Empirical determinants of financial fragility. The case of Colombian firms
DOI:
https://doi.org/10.18800/economia.202502.004Keywords:
Capital structure, Corporate investment, Emerging markets, Financial fragility, Linear probit model, Margins of safety, Multinomial logit, Quantile regression, Recentered influence functionAbstract
Hyman Minsky’s financial instability hypothesis provides a theoretical framework to understand the emergence of endogenous crises in modern economies and how capital flows amplify accumulated imbalances and exacerbate financial constraints in economic units. This inquiry operationalizes the Financial Instability Hypothesis within the Colombian non-listed manufacturing sector through the estimation of discrete-state dynamics and distributional sensitivities. The methodological design constructs two distinct fragility taxonomies to interrogate the determinants of the Hedge, Speculative, and Ponzi classifications. The first specification applies an open-economy cash-flow model derived from Castro (2011), which explicitly internalizes the valuation effects of nominal exchange rate fluctuations on debt service obligations.
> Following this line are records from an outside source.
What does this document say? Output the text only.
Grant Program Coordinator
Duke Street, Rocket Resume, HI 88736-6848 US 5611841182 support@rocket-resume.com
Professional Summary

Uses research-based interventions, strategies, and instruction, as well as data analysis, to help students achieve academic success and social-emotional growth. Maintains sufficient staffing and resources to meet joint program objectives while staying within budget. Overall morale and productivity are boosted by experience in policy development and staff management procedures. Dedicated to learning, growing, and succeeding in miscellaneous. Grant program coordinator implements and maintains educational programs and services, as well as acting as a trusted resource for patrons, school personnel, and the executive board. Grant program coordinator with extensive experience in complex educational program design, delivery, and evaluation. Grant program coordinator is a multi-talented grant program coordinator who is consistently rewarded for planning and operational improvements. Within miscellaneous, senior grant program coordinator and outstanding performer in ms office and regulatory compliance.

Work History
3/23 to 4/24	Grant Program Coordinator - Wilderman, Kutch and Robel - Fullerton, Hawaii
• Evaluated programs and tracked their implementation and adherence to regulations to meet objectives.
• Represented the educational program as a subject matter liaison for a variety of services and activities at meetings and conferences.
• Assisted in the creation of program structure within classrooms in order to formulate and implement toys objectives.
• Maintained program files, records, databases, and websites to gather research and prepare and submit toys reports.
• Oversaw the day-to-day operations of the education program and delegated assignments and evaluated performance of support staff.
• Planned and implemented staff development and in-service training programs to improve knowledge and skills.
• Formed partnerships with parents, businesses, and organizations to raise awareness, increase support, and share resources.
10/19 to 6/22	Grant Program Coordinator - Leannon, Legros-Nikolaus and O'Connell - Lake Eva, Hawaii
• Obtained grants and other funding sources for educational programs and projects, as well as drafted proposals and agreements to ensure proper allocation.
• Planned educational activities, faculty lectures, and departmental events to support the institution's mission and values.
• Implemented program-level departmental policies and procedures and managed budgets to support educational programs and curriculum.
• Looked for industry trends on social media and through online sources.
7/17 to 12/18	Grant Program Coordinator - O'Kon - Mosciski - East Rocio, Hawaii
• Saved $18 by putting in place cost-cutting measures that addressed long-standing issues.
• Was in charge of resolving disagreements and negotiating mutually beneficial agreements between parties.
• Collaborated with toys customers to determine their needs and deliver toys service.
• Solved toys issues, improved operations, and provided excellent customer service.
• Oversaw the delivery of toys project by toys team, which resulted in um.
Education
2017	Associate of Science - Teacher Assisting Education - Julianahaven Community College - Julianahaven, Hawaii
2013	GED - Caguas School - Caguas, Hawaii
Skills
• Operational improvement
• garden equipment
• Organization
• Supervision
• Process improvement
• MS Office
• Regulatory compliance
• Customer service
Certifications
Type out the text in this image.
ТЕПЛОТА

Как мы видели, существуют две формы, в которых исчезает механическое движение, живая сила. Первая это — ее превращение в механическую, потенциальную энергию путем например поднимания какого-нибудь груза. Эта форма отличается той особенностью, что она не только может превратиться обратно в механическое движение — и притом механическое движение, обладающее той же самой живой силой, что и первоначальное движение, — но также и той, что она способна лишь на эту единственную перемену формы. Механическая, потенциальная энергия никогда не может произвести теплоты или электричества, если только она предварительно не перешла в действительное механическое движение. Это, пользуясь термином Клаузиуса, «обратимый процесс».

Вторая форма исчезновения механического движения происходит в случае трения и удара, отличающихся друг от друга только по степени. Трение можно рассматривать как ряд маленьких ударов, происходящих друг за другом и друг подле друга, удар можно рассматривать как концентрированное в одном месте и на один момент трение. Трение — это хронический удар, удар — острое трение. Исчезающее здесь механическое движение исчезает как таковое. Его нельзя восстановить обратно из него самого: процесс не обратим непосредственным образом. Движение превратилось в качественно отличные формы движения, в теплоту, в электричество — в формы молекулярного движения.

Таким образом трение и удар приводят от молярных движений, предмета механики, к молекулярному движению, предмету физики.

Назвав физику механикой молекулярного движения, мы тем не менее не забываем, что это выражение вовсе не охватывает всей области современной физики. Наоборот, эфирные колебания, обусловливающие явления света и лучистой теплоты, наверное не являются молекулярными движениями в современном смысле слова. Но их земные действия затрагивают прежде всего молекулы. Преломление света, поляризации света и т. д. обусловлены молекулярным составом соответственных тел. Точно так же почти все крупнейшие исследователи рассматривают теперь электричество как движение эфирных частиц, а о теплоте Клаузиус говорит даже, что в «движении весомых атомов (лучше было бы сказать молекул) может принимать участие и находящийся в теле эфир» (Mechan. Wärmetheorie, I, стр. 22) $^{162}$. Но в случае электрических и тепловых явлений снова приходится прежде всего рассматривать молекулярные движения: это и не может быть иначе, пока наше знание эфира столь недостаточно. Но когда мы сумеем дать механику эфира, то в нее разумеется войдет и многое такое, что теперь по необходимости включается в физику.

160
The second taxonomy, grounded in Nishi (2019), evaluates solvency through the interaction of a flow-based profitability margin and a stock-based liquid asset buffer. To parse the transmission of meso-level economic impulses, the analysis deploys multinomial logit models equipped with a Mundlak correction for correlated random effects alongside recentered influence function regressions. Estimation outputs from the first model confirm that the deterioration of the interest coverage ratio functions as the primary determinant to the Ponzi state, while pre-existing dependence on imported capital acts as a specific transmission channel for currency shocks. The margin-of-safety specification reveals that stock-based liquidity buffers absorb solvency shocks effectively, rendering specific currency exposure variables redundant as predictors of distress. Finally, the dynamic analysis uncovers a temporal asymmetry where contemporaneous sectoral expansions ameliorate immediate default risk through the revenue channel, whereas lagged growth accumulation is associated with the endogenous generation of future fragility. This validates the core thesis of Minsky’s framework: that stability breeds instability.